What we liked about A19 LED bulb?
Novel design. This bulb has a traditional round shape on the front, but is flat when viewed from the side. This innovative pancake shape eliminates the need for a metal heat sink, and hence the lower price tag compared to similar LEDs on the market.
Energy savings. Phillips claims that SlimStyle lasts 25 times longer than a long-established 60W incandescent bulb with a comparable output. We particularly liked the Philips’ claim that A19 would last for 20,000 hours or 22.8 years if used for 3 hours / 7 days a week. Phillips also says that the new bulb reduces energy use by 85 percent compared to 60 watt incandescent bulb and brings savings of $136.13 over its lifetime.
Visual performance. Another appealing issue about this bulb is that it lights instantly, works with most dimmers and provides a natural, soft light that we prefer.
Eco-friendliness.
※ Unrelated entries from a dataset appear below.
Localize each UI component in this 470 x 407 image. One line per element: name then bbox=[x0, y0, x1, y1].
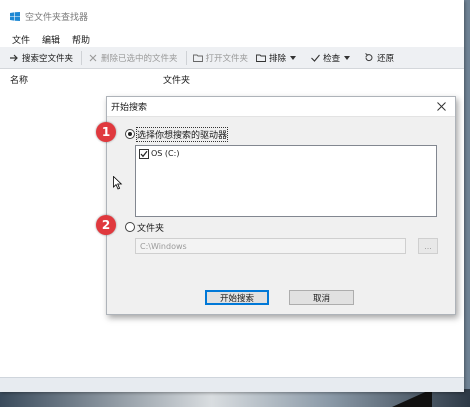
title-bar: 空文件夹查找器 bbox=[0, 0, 464, 32]
toolbar: 搜索空文件夹 删除已选中的文件夹 打开文件夹 排除 检查 还原 bbox=[0, 47, 464, 69]
cancel-button[interactable]: 取消 bbox=[289, 290, 354, 305]
checkmark-icon bbox=[310, 53, 320, 63]
folder-icon bbox=[192, 53, 203, 63]
folder-exclude-icon bbox=[256, 53, 266, 63]
restore-button[interactable]: 还原 bbox=[361, 49, 397, 67]
exclude-label: 排除 bbox=[269, 53, 287, 64]
check-button[interactable]: 检查 bbox=[307, 49, 359, 67]
restore-label: 还原 bbox=[377, 53, 395, 64]
app-icon bbox=[10, 11, 20, 21]
drive-checkbox[interactable] bbox=[139, 149, 149, 159]
status-bar bbox=[0, 377, 464, 392]
drives-option-label[interactable]: 选择你想搜索的驱动器 bbox=[135, 127, 229, 142]
start-search-button[interactable]: 开始搜索 bbox=[205, 290, 269, 305]
menu-file[interactable]: 文件 bbox=[12, 33, 30, 46]
menu-bar: 文件 编辑 帮助 bbox=[0, 32, 464, 46]
delete-x-icon bbox=[88, 53, 98, 63]
drives-radio[interactable] bbox=[125, 129, 135, 139]
open-folder-label: 打开文件夹 bbox=[205, 53, 249, 64]
dialog-title: 开始搜索 bbox=[111, 103, 148, 113]
chevron-down-icon[interactable] bbox=[290, 55, 297, 60]
exclude-button[interactable]: 排除 bbox=[253, 49, 305, 67]
mouse-cursor-icon bbox=[113, 176, 123, 190]
column-name[interactable]: 名称 bbox=[10, 73, 28, 86]
menu-help[interactable]: 帮助 bbox=[72, 33, 90, 46]
drive-label[interactable]: OS (C:) bbox=[151, 149, 179, 158]
search-empty-folders-button[interactable]: 搜索空文件夹 bbox=[6, 49, 76, 67]
search-empty-folders-label: 搜索空文件夹 bbox=[22, 53, 74, 64]
dialog-title-bar: 开始搜索 bbox=[107, 97, 455, 117]
start-search-dialog: 开始搜索 选择你想搜索的驱动器 OS (C:) 文件夹 ... 开始搜索 取消 bbox=[106, 96, 456, 315]
step-badge-2: 2 bbox=[96, 215, 116, 235]
drive-list[interactable]: OS (C:) bbox=[135, 145, 437, 217]
delete-selected-button[interactable]: 删除已选中的文件夹 bbox=[85, 49, 181, 67]
browse-button[interactable]: ... bbox=[418, 238, 438, 254]
step-badge-1: 1 bbox=[96, 122, 116, 142]
chevron-down-icon[interactable] bbox=[344, 55, 351, 60]
column-header: 名称 文件夹 bbox=[0, 70, 464, 88]
open-folder-button[interactable]: 打开文件夹 bbox=[190, 49, 252, 67]
restore-icon bbox=[364, 53, 374, 63]
column-folder[interactable]: 文件夹 bbox=[163, 73, 190, 86]
arrow-right-icon bbox=[9, 53, 19, 63]
close-icon[interactable] bbox=[434, 99, 448, 113]
folder-path-input[interactable] bbox=[135, 238, 406, 254]
toolbar-separator bbox=[81, 50, 83, 65]
folder-radio[interactable] bbox=[125, 222, 135, 232]
window-title: 空文件夹查找器 bbox=[25, 12, 89, 23]
toolbar-separator bbox=[185, 50, 187, 65]
menu-edit[interactable]: 编辑 bbox=[42, 33, 60, 46]
delete-selected-label: 删除已选中的文件夹 bbox=[101, 53, 178, 64]
folder-option-label[interactable]: 文件夹 bbox=[137, 221, 164, 234]
check-label: 检查 bbox=[323, 53, 341, 64]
LED bulbs are mercury free, so one big environmental concern is crossed off the list.
What we disliked about it?
Price. The drawback to this bulb is that at just $9.97 it’s still quite expensive for many. However, this Energy Star approved bulb, promises that the money invested will bring additional money savings over time.
Insufficient knowledge of environmental externalities. That is, manufacturing of and recycling LEDs does create environmental waste. What are the estimates on the energy and environmental costs to manufacture and dispose of this light bulb? And how do these compare with that of a standard bulb?
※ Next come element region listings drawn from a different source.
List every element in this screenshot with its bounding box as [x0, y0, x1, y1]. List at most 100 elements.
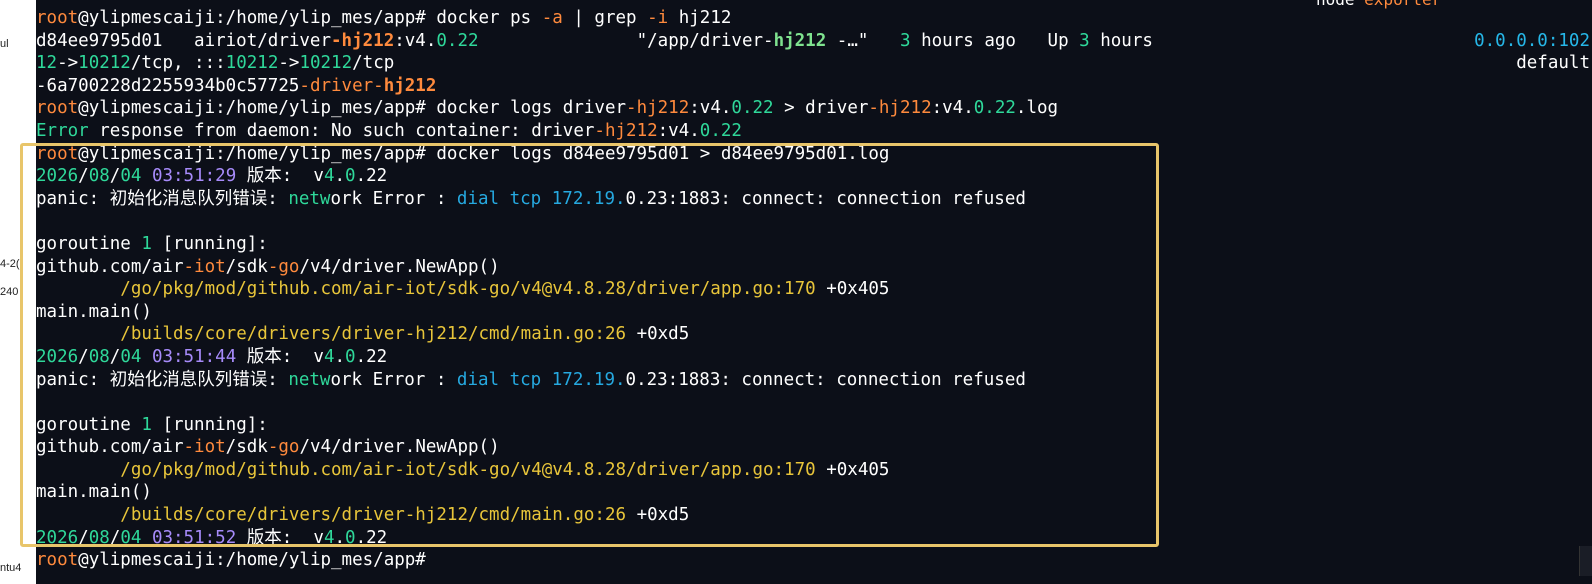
scrollbar[interactable]: [1579, 546, 1592, 576]
line-segment: :v4.: [394, 30, 437, 51]
terminal-line: goroutine 1 [running]:: [36, 414, 1592, 437]
line-segment: ork Error :: [330, 188, 457, 209]
terminal-line: github.com/air-iot/sdk-go/v4/driver.NewA…: [36, 256, 1592, 279]
line-segment: -iot: [183, 256, 226, 277]
line-segment: -iot: [183, 437, 226, 458]
line-segment: +0xd5: [626, 324, 690, 345]
line-segment: 版本: v: [236, 166, 324, 187]
line-segment: .log: [1015, 98, 1059, 119]
line-segment: [running]:: [151, 414, 268, 435]
background-window-strip: ul 4-2( 240 ntu4: [0, 0, 36, 584]
line-segment: [141, 528, 152, 548]
line-segment: /v4/driver.NewApp(): [299, 437, 500, 458]
line-segment: 03:51:52: [151, 527, 237, 548]
line-segment: /: [78, 527, 89, 548]
line-segment: 0.0.0.0:102: [1474, 30, 1590, 51]
line-segment: hj212: [383, 75, 437, 96]
terminal-line: 2026/08/04 03:51:44 版本: v4.0.22: [36, 346, 1592, 369]
line-segment: goroutine: [36, 414, 142, 435]
line-segment: 0: [345, 346, 356, 367]
line-segment: root: [36, 98, 79, 119]
line-segment: 1: [141, 233, 152, 254]
line-segment: ->: [278, 53, 300, 74]
terminal-line: github.com/air-iot/sdk-go/v4/driver.NewA…: [36, 436, 1592, 459]
line-segment: @ylipmescaiji:/home/ylip_mes/app# docker…: [78, 143, 890, 164]
line-segment: netw: [288, 188, 331, 209]
line-segment: hj212: [668, 8, 732, 28]
line-segment: /tcp, :::: [130, 53, 226, 74]
line-segment: -hj212: [868, 98, 932, 119]
line-segment: @ylipmescaiji:/home/ylip_mes/app# docker…: [78, 8, 542, 28]
terminal-line: panic: 初始化消息队列错误: network Error : dial t…: [36, 188, 1592, 211]
line-segment: [running]:: [151, 233, 268, 254]
line-right-text: default: [1516, 52, 1590, 75]
line-segment: -driver-: [299, 75, 384, 96]
line-segment: 3: [900, 30, 911, 51]
terminal-line: /go/pkg/mod/github.com/air-iot/sdk-go/v4…: [36, 278, 1592, 301]
line-segment: -…": [826, 30, 901, 51]
line-segment: /go/pkg/mod/github.com/air-iot/sdk-go/v4…: [120, 459, 816, 480]
line-segment: 04: [120, 166, 142, 187]
terminal-line: goroutine 1 [running]:: [36, 233, 1592, 256]
line-segment: 0.22: [436, 30, 479, 51]
terminal-line: root@ylipmescaiji:/home/ylip_mes/app# do…: [36, 143, 1592, 166]
line-segment: 4: [323, 166, 335, 187]
side-label: ul: [0, 38, 9, 50]
line-segment: -a: [541, 8, 563, 28]
line-segment: 12: [36, 53, 58, 74]
terminal-line: -6a700228d2255934b0c57725-driver-hj212: [36, 75, 1592, 98]
line-segment: +0xd5: [626, 505, 690, 526]
line-segment: 2026: [36, 166, 79, 187]
line-segment: goroutine: [36, 233, 142, 254]
line-segment: :v4.: [657, 120, 700, 141]
terminal-output[interactable]: root @ylipmescaiji:/home/ylip_mes/app# do…: [36, 7, 1592, 572]
line-segment: -i: [647, 8, 669, 28]
line-segment: @ylipmescaiji:/home/ylip_mes/app#: [78, 550, 437, 571]
terminal-line: root@ylipmescaiji:/home/ylip_mes/app# do…: [36, 97, 1592, 120]
line-segment: .22: [355, 346, 388, 367]
line-segment: /: [109, 346, 121, 367]
line-segment: 03:51:44: [151, 346, 237, 367]
line-segment: Error: [36, 120, 89, 141]
terminal-line: root@ylipmescaiji:/home/ylip_mes/app#: [36, 549, 1592, 572]
line-segment: .22: [355, 166, 388, 187]
line-segment: d84ee9795d01 airiot/driver: [36, 30, 332, 51]
terminal-line: main.main(): [36, 301, 1592, 324]
line-segment: panic: 初始化消息队列错误:: [36, 188, 289, 209]
side-label: 4-2(: [0, 258, 20, 270]
line-segment: .: [334, 346, 346, 367]
line-segment: 1: [141, 414, 152, 435]
line-segment: netw: [288, 369, 331, 390]
line-segment: [541, 189, 552, 209]
line-segment: [541, 370, 552, 390]
line-segment: -hj212: [594, 120, 658, 141]
terminal-line: /go/pkg/mod/github.com/air-iot/sdk-go/v4…: [36, 459, 1592, 482]
line-segment: dial tcp: [456, 369, 542, 390]
line-segment: :v4.: [931, 98, 974, 119]
line-segment: 2026: [36, 527, 79, 548]
line-segment: [141, 347, 152, 367]
line-segment: main.main(): [36, 301, 152, 322]
line-segment: +0x405: [815, 459, 890, 480]
line-segment: /: [78, 166, 89, 187]
line-segment: 10212: [225, 53, 279, 74]
line-segment: [36, 505, 120, 525]
line-segment: 0: [345, 166, 356, 187]
line-segment: 0.23:1883: connect: connection refused: [625, 369, 1026, 390]
terminal-window[interactable]: node exporter root@ylipmescaiji:/home/yl…: [36, 0, 1592, 584]
line-segment: 2026: [36, 346, 79, 367]
line-segment: -go: [267, 256, 300, 277]
line-segment: > driver: [773, 98, 869, 119]
line-segment: /go/pkg/mod/github.com/air-iot/sdk-go/v4…: [120, 279, 816, 300]
side-label: ntu4: [0, 562, 22, 574]
line-segment: 10212: [78, 53, 131, 74]
line-segment: response from daemon: No such container:…: [88, 120, 595, 141]
terminal-line: root@ylipmescaiji:/home/ylip_mes/app# do…: [36, 7, 1592, 30]
line-segment: ork Error :: [330, 369, 457, 390]
terminal-line: 2026/08/04 03:51:29 版本: v4.0.22: [36, 165, 1592, 188]
line-segment: /sdk: [225, 437, 268, 458]
line-segment: -go: [267, 437, 300, 458]
line-segment: github.com/air: [36, 437, 184, 458]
Marketing hype may override economic sense. Even if you’re completely fired up about the new A19 LED bulb, it would be environmentally insensitive, to say at least, to throw away swiftly your installed CFL bulbs. We suggest to potential buyers to ignore the current marketing hype that accompanies the introduction of the bulb, and continue using their working CFLs for as long as they can. When the CFL reaches the end of life, be sure to carefully dispose of it.
The bottom line is, in spite of the marketing hype, there is a lot to like about the new A19 LED bulb: a very long lifetime, energy-efficiency, dimmability and eco-friendliness. We recommend that you consider it, but make sure it makes economic sense to do so.